First post, apologies if it's in the wrong format etc. I have this question from my lecturer and am really confused on how I would go about solving this. If anyone can provide any assistance or examples that would great.
Definitions of predicates:
V (x): x is a point (or vector).
L(x): x is a line.
X(x, y, z): the lines x and y intersect at point z.
P(x, z): z is a point on line x.
A(x, y, z): adding vector y to line x results in line z.
Based on these and also using the equality predicate = on vectors and lines; ~0 is the 0 vector. Translate the following into English.
- ∀x. L(x) → ∃y.

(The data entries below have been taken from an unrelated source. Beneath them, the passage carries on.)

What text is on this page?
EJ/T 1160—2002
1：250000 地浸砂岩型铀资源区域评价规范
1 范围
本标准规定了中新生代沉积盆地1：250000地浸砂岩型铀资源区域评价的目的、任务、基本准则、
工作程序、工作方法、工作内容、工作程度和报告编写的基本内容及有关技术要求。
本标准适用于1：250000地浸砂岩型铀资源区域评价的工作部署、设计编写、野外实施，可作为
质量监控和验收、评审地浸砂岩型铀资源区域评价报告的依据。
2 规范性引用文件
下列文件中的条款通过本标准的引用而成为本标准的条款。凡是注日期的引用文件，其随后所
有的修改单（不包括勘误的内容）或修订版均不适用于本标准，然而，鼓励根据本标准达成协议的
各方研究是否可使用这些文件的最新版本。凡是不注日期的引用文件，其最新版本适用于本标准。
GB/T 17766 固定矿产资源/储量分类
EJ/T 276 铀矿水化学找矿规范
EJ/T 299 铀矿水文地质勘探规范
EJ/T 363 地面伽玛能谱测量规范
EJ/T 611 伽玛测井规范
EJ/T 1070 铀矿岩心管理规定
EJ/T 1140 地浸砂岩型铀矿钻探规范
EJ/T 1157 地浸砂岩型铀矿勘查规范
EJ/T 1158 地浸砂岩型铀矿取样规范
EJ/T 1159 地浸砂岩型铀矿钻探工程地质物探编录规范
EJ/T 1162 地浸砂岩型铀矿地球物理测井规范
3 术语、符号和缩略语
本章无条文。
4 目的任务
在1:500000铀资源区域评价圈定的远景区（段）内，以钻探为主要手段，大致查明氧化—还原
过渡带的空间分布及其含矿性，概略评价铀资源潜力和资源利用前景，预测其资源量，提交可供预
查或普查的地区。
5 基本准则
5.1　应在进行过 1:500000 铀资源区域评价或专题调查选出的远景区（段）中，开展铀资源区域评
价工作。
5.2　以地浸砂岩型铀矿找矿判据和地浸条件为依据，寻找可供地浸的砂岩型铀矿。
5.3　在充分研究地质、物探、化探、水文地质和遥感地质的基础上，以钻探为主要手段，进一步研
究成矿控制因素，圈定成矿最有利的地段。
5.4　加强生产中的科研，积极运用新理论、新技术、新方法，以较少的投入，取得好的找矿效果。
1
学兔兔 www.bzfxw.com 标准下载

P(x, y)
- ∀a. ∀b. ∀c. ∀d. (X(a, b, c) ∧ X(a, b, d)) → c = d ∨ a = b
- ∀x. L(x) → ((∃y. V (y) ∧ P(x, y) ∧ A(x, y, x)) ↔ P(x,~0))
Thank you for any help you can provide!
Take the first expression (which, by the way, is missing parentheses):
$$\forall x (L(x) \rightarrow P(x,y))$$
The $\forall x$ indicates that $L(x) \rightarrow P(x,y)$ is true for all $x$, i.e. for every object. So, it says
$$\text{"For every object it is true that if it is a line, then $\exists y P(x,y)$"}$$
OK, so what does that latter part say? Here, the $\exists y$ indicates that there is some object $y$ for which $P(x,y)$ is true, i.e. for which $y$ is a point on $x$. So, filling this in, we get:
$$\text{"For every object $x$ it is true that if it is a line, then there is some object $y$ that is a point on $x$"}$$
Now that is a very unnatural statement, but you can paraphrase it like this:
$$\text{"For every line $x$, there is some object that is a point on $x$"}$$
And that can be further simplified to:
$$\text{"Every line has a point on it"}$$
You also mention:
$$\exists x \exists y P(x,y)$$
This translates to:
$$\text{"There is some object $x$ such that there is some object $y$ such that $y$ is a point on $x$}$$
... which rephrased would indeed be
$$\text{"Some line(s) have some point(s) on them"}$$
(The (s) is to emphasize that $\exists y$ is looking for 'one or more')